Suffice it to say that Mr. Carney is entering one of the hotest political posts at a time when Great Britain is struggling with both debt/deficit and also austerity measures not exactly tolerable to many Britons. He will have to calm those domestic waters with a balanced, and diplomatic presentation of alternatives for the Cameron Conservative government to consider, and he will have his own powers to implement as Governor.
Replacing Mr. Carney at the Bank of Canada, while somewhat difficult given his platinum reputation that could serve as an unwelcome foil for his successor, will require considerable insight and acumen from those responsible for the recommendation.
Watching the arc of his international career will be millions of Canadians whose pride will mount that arc with his every speech, challenge met and overcome, and retrospective following his five-year appointment. And then, who knows what the political landscape will be in Canada and around the world. Who knows if he might not be suitably positioned, in five years, to succeed Madame Christine Lagarde, Managing Director of the International Monetary Fund?
Should the western world move finally out of the fiscal crisis that has beset too many of its governments since 2008, and should Mr. Carney be able to demonstrate that he has played a significant and positive role in that move forward, as indicated by dropping unemployment rates, in the leading countries including Great Britain, increased economic growth and enhanced stability in the financial markets, he will be more that admirably positioned to accept whatever offers are forthcoming, and from this desk, the leadership of the Liberal Party of Canada would not likely be among his top choices.

Mark Carney named next head of the Bank of England

By Scott Hamilton and Svenja O'Donnell, Bloomberg News, in National Post, November 26, 2012
Bank of Canada Governor Mark Carney was unexpectedly appointed as the next head of the Bank of England, succeeding Mervyn King.
Carney, 47, takes the helm of a 318-year-old institution that’s preparing to become the most powerful central bank in the world as it absorbs broad new powers to oversee the financial system and prevent another crisis.

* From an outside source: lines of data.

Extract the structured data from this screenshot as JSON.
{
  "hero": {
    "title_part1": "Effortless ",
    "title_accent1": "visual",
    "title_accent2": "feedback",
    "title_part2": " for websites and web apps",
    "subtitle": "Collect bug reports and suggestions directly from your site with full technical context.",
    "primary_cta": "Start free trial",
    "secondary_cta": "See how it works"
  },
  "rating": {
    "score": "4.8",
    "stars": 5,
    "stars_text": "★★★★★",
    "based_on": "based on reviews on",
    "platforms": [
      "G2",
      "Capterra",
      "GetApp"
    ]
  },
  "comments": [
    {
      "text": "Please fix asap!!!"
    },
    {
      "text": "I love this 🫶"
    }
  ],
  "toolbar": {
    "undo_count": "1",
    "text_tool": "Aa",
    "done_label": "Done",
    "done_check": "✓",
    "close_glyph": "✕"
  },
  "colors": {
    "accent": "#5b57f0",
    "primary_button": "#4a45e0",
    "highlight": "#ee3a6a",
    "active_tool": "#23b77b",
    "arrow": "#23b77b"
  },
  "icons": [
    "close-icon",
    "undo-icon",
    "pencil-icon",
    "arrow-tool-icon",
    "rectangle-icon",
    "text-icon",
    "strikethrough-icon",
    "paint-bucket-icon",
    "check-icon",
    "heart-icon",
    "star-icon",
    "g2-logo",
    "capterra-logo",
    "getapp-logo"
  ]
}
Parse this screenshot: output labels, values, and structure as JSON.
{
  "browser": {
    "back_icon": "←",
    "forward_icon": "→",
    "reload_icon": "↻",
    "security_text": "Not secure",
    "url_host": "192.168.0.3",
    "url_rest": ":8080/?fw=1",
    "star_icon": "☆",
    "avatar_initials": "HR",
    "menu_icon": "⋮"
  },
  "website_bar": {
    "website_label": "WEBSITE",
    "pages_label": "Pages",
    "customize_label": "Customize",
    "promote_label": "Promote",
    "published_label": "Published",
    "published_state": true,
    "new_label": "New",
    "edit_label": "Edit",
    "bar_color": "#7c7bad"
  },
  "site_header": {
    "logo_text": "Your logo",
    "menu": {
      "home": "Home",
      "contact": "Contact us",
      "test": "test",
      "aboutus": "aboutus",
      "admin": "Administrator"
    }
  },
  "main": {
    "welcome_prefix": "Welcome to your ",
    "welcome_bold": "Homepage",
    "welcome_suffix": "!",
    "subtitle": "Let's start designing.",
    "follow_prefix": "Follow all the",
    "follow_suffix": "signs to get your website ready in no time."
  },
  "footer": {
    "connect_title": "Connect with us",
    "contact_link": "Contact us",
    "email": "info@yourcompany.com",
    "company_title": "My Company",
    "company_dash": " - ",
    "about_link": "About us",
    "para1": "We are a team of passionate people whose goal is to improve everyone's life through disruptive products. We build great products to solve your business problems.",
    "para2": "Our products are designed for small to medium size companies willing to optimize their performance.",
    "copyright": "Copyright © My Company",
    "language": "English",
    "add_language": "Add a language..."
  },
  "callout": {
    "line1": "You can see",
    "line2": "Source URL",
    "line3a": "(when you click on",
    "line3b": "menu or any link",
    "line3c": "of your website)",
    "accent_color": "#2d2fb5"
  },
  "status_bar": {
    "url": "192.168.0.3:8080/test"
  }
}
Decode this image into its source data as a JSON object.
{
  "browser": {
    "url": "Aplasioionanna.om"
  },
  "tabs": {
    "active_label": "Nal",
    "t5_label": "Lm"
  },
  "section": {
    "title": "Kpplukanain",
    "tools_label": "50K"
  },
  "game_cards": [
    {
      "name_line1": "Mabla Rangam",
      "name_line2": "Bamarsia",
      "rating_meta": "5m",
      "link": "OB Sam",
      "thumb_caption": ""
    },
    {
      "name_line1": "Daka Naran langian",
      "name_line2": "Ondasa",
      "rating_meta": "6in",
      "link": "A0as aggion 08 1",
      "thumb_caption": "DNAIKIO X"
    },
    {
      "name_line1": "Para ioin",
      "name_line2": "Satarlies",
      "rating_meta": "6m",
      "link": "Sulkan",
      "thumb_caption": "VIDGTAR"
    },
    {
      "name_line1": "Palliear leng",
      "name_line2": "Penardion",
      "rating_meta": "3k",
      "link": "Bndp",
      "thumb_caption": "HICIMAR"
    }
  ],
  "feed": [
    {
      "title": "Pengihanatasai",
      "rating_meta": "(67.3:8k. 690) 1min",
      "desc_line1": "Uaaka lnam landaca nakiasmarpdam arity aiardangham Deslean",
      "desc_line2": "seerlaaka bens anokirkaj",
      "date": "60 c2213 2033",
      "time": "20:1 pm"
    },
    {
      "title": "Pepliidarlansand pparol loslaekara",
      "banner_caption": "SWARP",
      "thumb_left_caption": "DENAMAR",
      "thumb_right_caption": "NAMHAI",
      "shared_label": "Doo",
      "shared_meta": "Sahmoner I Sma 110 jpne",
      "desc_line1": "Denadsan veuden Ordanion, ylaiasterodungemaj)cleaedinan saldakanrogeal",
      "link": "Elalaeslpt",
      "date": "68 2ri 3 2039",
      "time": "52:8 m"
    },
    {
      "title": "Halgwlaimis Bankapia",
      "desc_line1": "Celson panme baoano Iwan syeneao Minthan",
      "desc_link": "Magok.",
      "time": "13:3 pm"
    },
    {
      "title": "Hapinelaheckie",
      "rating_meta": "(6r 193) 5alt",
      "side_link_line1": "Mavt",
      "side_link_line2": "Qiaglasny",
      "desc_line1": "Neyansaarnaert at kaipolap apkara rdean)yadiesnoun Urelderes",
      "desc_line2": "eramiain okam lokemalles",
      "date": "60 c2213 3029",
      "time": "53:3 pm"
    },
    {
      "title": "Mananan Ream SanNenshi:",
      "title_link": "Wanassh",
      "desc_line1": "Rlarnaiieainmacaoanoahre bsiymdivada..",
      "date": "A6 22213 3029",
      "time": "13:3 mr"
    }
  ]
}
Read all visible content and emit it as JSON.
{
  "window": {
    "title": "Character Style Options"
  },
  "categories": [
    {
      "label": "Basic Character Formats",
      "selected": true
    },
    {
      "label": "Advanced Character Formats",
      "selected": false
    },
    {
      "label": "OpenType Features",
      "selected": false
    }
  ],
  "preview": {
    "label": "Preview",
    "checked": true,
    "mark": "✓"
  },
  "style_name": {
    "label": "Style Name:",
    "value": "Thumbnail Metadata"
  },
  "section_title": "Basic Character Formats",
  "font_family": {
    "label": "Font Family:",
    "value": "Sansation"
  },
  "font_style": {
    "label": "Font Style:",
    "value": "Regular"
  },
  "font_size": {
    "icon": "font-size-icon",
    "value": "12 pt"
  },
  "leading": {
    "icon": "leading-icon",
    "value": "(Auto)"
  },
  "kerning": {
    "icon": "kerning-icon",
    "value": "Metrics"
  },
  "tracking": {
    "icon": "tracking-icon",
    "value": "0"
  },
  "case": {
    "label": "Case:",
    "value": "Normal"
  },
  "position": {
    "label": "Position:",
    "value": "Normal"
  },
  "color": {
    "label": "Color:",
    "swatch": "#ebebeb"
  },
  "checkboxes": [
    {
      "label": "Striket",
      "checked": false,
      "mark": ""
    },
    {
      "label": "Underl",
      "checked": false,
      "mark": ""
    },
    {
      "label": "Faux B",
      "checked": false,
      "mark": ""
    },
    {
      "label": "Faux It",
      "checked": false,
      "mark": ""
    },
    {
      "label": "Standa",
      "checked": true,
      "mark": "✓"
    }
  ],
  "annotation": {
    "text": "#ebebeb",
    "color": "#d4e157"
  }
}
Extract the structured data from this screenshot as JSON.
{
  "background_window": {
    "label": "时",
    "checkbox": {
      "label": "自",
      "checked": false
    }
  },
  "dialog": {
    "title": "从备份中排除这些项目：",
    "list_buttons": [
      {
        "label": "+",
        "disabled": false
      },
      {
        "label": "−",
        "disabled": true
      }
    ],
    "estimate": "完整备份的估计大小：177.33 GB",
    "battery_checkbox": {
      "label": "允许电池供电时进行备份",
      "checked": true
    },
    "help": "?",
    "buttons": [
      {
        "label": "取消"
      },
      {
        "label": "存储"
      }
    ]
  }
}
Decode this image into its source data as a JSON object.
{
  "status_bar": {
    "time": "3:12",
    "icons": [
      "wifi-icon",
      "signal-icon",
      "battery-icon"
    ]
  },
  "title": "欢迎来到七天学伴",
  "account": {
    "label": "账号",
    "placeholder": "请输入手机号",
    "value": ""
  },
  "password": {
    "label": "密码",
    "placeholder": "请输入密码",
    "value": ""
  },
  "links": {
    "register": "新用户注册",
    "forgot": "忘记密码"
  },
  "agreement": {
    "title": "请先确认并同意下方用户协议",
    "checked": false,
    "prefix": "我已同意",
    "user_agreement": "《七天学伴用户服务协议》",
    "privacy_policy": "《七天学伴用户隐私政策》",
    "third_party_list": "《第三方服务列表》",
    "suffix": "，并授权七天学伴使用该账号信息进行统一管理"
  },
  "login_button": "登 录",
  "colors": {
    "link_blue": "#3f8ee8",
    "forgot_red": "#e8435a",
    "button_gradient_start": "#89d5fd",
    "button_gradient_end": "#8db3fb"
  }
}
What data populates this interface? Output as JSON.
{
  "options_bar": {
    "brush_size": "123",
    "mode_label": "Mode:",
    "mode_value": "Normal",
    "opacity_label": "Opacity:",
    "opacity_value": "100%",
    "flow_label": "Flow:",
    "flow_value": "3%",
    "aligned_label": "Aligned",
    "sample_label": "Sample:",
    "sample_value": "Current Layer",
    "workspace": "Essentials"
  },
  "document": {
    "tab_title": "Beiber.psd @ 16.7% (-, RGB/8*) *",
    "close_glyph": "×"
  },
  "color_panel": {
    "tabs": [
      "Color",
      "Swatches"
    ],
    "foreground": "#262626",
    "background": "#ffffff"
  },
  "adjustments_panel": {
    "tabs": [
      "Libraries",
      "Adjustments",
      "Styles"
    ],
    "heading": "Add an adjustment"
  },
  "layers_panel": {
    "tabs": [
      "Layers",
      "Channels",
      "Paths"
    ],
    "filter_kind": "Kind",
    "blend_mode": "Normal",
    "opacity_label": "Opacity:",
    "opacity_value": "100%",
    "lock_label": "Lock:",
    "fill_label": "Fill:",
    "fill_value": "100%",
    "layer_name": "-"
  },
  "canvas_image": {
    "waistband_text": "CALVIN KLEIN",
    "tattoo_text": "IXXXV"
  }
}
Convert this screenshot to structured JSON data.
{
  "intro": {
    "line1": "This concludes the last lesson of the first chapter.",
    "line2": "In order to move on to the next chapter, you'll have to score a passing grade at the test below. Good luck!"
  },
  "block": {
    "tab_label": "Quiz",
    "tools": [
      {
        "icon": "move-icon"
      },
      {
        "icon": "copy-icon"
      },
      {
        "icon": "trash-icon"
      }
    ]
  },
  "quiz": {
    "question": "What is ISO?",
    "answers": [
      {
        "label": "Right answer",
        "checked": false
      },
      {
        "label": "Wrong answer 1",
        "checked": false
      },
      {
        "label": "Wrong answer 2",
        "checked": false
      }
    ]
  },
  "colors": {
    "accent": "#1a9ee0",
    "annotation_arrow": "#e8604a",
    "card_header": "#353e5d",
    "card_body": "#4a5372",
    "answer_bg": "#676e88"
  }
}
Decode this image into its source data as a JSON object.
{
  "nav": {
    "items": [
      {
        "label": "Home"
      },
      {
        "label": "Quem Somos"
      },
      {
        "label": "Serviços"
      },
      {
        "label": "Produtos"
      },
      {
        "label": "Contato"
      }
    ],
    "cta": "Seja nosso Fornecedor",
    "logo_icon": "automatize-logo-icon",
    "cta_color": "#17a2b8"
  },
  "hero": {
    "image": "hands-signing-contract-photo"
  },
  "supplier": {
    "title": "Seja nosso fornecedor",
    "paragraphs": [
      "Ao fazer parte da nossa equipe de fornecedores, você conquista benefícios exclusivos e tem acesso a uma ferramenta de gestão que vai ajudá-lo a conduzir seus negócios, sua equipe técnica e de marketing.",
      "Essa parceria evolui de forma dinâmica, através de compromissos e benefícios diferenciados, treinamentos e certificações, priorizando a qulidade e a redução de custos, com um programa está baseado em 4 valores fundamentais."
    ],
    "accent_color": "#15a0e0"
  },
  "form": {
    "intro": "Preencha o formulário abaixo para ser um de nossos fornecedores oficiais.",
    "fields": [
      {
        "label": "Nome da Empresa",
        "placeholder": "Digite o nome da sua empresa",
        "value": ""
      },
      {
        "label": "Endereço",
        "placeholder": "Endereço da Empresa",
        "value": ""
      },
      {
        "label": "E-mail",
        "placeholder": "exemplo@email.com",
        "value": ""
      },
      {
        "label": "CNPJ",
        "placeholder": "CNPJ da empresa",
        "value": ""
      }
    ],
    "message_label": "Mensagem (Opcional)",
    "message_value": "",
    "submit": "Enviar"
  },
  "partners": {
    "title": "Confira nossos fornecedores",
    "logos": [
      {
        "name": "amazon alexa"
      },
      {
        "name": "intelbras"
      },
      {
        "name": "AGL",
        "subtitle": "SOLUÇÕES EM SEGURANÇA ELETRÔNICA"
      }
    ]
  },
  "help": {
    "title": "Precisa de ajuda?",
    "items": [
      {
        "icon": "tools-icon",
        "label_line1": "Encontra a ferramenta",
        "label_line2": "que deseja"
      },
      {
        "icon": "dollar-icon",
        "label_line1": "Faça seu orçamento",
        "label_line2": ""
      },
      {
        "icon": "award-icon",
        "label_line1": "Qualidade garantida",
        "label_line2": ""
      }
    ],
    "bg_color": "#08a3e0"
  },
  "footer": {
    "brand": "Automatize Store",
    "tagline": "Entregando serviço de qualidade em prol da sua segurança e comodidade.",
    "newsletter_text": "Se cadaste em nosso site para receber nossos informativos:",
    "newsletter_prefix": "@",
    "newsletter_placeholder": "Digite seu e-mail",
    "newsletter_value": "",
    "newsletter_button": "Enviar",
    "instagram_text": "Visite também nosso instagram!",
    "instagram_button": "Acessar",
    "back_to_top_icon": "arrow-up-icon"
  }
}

He’ll also have to guide the Monetary Policy Committee as it implements unconventional tools to stoke a recovery and battles to protect the inflation-fighting credibility earned since it won independence in 1997.
In a press conference Monday morning, Mark Carney said: “I’m honoured to accept this important and demanding role.”
Carney said he would be taking on the biggest challenge going when he heads up the British central bank next year.
“I’m going to where the challenges are greatest,” Carney the Ottawa news conference, adding he would not be moving if he did not feel the Canadian financial system was in top shape.
“We have a system that works very well. It’s been tested under the biggest economic shock and financial shock that any of us will ever see in our lifetime, and it has passed that test.
“I have served to the best of my abilities and am humbled by the support I have received from my colleagues at the Bank of Canada and Canadians,” he said.
“It was a difficult decision, but I think it was the right decision.”